„Notbremse light“ in NRW Nur wenige Städte verzichten auf Öffnungen

Düsseldorf · Die Zahl der Kreise und kreisfreien Städte, die eigentlich die Notbremse ziehen müssten, steigt. Bis auf wenige Ausnahmen wollen die Kommunen aber die sogenannte Testoption ziehen.

 Eine Frau geht am Corona-Test-Zentrum in der Wuppertaler Innenstadt vorbei.

Eine Frau geht am Corona-Test-Zentrum in der Wuppertaler Innenstadt vorbei.

Foto: dpa/Jonas Güttler

Die Zahl der Kommunen, die nach der Corona-Schutzverordnung auf die strengeren Maßnahmen von Anfang März zurückfallen würden, ist am Montag noch einmal gestiegen. Nach Angaben des Landeszentrums für Gesundheit lagen die Kreise Viersen und Unna sowie die Stadt Bonn mindestens drei Tag in Folge über einer Sieben-Tage-Inzidenz von 100. Viersen und Bonn wollen beide von der Testoption Gebrauch machen, wonach einschränkende Maßnahmen etwa im Handel oder bei Museen mit einem tagesaktuellen Schnelltest für Besucher weiter öffnen dürfen. Mehrere Kreise, die bereits seit Sonntag von der Notbremse betroffen sind wie Gütersloh, Steinfurt und Düren, erklärten am Montag, ebenfalls diese Testoption zu ziehen.

Damit gestatten 31 Notbremsen-Kommunen – zwei von ihnen mit einer Inzidenz über 200 – Öffnungen mit Schnelltests, vier verhängen die vorgesehenen Maßnahmen, in fünf stand eine Entscheidung am Montagabend noch aus. Mehrere Kommunen, die knapp unter der 100er-Inzidenz liegen, wie der Rhein-Kreis Neuss und Mönchengladbach erklärten, man werde die Testoption ziehen. Düsseldorf hielt sich bedeckt, sieht sich aber „im Bereich Testmöglichkeiten sehr gut aufgestellt“.

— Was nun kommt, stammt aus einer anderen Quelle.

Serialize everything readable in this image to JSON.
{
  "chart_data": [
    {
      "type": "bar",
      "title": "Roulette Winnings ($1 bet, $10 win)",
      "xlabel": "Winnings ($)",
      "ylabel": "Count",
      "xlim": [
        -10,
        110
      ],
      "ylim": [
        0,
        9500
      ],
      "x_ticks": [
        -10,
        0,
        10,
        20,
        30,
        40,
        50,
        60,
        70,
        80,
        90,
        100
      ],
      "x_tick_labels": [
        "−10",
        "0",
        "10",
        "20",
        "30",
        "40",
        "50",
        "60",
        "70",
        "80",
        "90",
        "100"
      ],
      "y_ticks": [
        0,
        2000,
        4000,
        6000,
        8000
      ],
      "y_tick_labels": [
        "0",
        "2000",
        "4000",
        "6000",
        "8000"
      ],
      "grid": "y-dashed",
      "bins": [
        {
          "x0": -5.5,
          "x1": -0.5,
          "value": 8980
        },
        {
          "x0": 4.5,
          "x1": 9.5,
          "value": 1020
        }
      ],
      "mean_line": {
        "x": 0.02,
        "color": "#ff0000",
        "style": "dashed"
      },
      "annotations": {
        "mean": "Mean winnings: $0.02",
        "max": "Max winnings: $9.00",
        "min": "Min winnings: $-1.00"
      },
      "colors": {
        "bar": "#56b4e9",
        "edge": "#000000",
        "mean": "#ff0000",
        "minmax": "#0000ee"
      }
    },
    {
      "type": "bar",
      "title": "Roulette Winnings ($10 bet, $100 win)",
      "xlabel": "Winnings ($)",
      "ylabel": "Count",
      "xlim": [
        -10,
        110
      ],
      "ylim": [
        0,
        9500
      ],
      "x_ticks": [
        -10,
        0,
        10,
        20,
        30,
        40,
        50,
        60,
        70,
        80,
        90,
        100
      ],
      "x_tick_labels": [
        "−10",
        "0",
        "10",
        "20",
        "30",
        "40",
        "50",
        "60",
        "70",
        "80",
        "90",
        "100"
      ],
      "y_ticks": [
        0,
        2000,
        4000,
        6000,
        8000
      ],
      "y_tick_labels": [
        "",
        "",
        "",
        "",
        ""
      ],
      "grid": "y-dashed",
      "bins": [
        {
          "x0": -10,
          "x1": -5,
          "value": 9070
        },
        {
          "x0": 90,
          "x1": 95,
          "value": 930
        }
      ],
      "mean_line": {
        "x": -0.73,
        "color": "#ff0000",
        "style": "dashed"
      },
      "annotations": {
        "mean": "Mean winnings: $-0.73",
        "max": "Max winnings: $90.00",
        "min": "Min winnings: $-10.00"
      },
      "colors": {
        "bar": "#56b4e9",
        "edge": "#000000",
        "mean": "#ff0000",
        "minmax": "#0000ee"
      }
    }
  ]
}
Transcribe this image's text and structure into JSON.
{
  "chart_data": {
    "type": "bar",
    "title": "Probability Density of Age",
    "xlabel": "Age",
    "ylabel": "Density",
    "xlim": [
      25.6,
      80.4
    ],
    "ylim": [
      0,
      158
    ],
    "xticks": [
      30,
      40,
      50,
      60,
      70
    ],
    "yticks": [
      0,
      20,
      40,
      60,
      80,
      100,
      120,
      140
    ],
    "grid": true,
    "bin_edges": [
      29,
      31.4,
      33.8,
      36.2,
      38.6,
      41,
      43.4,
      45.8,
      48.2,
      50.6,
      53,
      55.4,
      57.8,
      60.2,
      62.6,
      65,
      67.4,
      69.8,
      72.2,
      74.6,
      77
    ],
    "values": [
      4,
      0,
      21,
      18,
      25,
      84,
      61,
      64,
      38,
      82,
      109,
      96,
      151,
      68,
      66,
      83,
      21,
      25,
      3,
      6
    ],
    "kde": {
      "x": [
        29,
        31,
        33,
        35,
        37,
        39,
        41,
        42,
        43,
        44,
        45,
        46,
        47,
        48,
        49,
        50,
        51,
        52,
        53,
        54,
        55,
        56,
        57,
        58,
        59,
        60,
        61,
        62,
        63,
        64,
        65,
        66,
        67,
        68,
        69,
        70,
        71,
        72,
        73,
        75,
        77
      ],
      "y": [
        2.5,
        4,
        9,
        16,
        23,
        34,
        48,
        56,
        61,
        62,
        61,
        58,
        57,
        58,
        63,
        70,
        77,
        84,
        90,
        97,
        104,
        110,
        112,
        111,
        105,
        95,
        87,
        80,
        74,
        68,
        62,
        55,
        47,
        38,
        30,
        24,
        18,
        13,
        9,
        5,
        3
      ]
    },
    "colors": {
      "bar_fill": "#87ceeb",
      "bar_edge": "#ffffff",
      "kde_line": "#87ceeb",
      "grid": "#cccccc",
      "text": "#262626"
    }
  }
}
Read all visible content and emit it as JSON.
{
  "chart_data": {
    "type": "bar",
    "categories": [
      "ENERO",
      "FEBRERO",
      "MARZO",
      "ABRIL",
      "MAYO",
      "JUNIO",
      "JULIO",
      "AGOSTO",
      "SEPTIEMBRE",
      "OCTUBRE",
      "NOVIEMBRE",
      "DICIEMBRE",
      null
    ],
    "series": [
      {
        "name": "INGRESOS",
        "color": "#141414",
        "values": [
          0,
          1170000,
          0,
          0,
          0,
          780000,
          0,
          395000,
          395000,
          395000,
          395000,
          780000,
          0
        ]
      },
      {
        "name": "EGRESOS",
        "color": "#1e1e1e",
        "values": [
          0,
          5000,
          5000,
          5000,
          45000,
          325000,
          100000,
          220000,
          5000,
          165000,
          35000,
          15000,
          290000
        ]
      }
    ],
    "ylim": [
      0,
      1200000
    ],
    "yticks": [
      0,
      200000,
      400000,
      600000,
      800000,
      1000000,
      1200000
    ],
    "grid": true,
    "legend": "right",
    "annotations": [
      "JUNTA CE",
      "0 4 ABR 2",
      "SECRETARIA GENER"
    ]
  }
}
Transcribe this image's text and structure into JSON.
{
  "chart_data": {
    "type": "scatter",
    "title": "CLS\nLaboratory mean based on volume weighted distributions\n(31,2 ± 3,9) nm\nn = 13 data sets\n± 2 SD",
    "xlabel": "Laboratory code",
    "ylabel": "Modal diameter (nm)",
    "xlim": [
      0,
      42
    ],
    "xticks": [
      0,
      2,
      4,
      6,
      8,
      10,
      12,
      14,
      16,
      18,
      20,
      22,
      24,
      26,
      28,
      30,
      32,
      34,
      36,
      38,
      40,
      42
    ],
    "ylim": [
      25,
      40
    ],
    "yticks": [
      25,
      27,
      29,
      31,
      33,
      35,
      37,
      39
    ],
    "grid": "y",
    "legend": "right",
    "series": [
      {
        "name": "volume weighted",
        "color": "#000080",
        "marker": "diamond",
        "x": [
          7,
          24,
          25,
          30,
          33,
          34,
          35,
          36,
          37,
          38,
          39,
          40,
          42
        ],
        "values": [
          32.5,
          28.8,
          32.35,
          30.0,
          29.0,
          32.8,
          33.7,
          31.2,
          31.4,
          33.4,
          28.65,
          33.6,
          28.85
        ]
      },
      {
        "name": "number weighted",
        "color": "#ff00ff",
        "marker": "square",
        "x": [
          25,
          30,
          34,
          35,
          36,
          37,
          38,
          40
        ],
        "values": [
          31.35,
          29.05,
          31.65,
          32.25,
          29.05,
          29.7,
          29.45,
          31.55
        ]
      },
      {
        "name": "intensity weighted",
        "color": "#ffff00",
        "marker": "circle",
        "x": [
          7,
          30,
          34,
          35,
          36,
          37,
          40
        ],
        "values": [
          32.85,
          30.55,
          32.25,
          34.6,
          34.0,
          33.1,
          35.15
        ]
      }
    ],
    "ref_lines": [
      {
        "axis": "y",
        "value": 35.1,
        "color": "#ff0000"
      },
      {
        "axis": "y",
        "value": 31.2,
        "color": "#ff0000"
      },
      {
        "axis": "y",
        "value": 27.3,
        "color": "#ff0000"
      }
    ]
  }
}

Helmut Dedy, Geschäftsführer des Städtetags NRW, sagte, wenn NRW es den Kommunen ermögliche, schon bestehende Lockerungen an Negativtests zu knüpfen, sei nachvollziehbar, dass sie diese Option auch nutzten. „Bis zu welcher Grenze diese Form der Notbremse plus Teststrategie unter welchen Bedingungen verantwortbar ist, muss die Landesregierung allerdings definieren“, forderte Dedy. „Denn wenn sich die Lage zuspitzt, kommt ein Punkt, an dem die Notbremse auch vollständig greifen muss.“

Am Vorabend hatte Bundeskanzlerin Angela Merkel (CDU) bei der Talkshow „Anne Will“ den laxen Umgang mit der Notbremse kritisiert und von einem „Verstoß gegen die Beschlüsse“ von Bund und Ländern gesprochen. NRW-Ministerpräsident Armin Laschet (CDU) sagte dagegen, die Vorgehensweise sei im Einklang mit den Beschlüssen erfolgt.

Laschets Koalitionspartner FDP übt dem Vernehmen nach hinter den Kulissen Druck aus, um die „Notbremse light“ in NRW möglichst weitgehend durchzusetzen. Aus informierten Kreisen verlautete, dass es sehr im Sinne der Partei sei, nach dem Tübinger Modell mithilfe von Tests auch in NRW zu mehr Lockerungen zu kommen. FDP-Fraktionschef Christof Rasche sagte, die FDP begrüße ausdrücklich die neu geschaffene Testoption der Coronaschutzverordnung. Dadurch könnten die sozialen und wirtschaftlichen Folgen der Pandemie zumindest leicht abgefedert werden.

 „Man fragt sich schon, wer da eigentlich die Feder führt. Und warum NRW regelmäßig gegen die Bund-Länder-Beschlüsse verstößt“, sagte dagegen SPD-Oppositionschef Thomas Kutschaty unserer Redaktion. Immer wieder heiße es auch im Landtag, die Landesregierung setze die Beschlüsse ,eins zu eins‘ um. „Und dann gibt es doch irgendeine Sonderklausel, weil ihm vermutlich die FDP Druck macht“, so Kutschaty. Es wirke manchmal so, als ob die FDP ihre Oppositionspolitik im Bund als Regierungspartei in NRW umsetzen wolle. „Laschet braucht die FDP, schließlich hat er nur eine Stimme Mehrheit. Darauf kann die Kanzlerin aber keine Rücksicht nehmen“, sagte Kutschaty.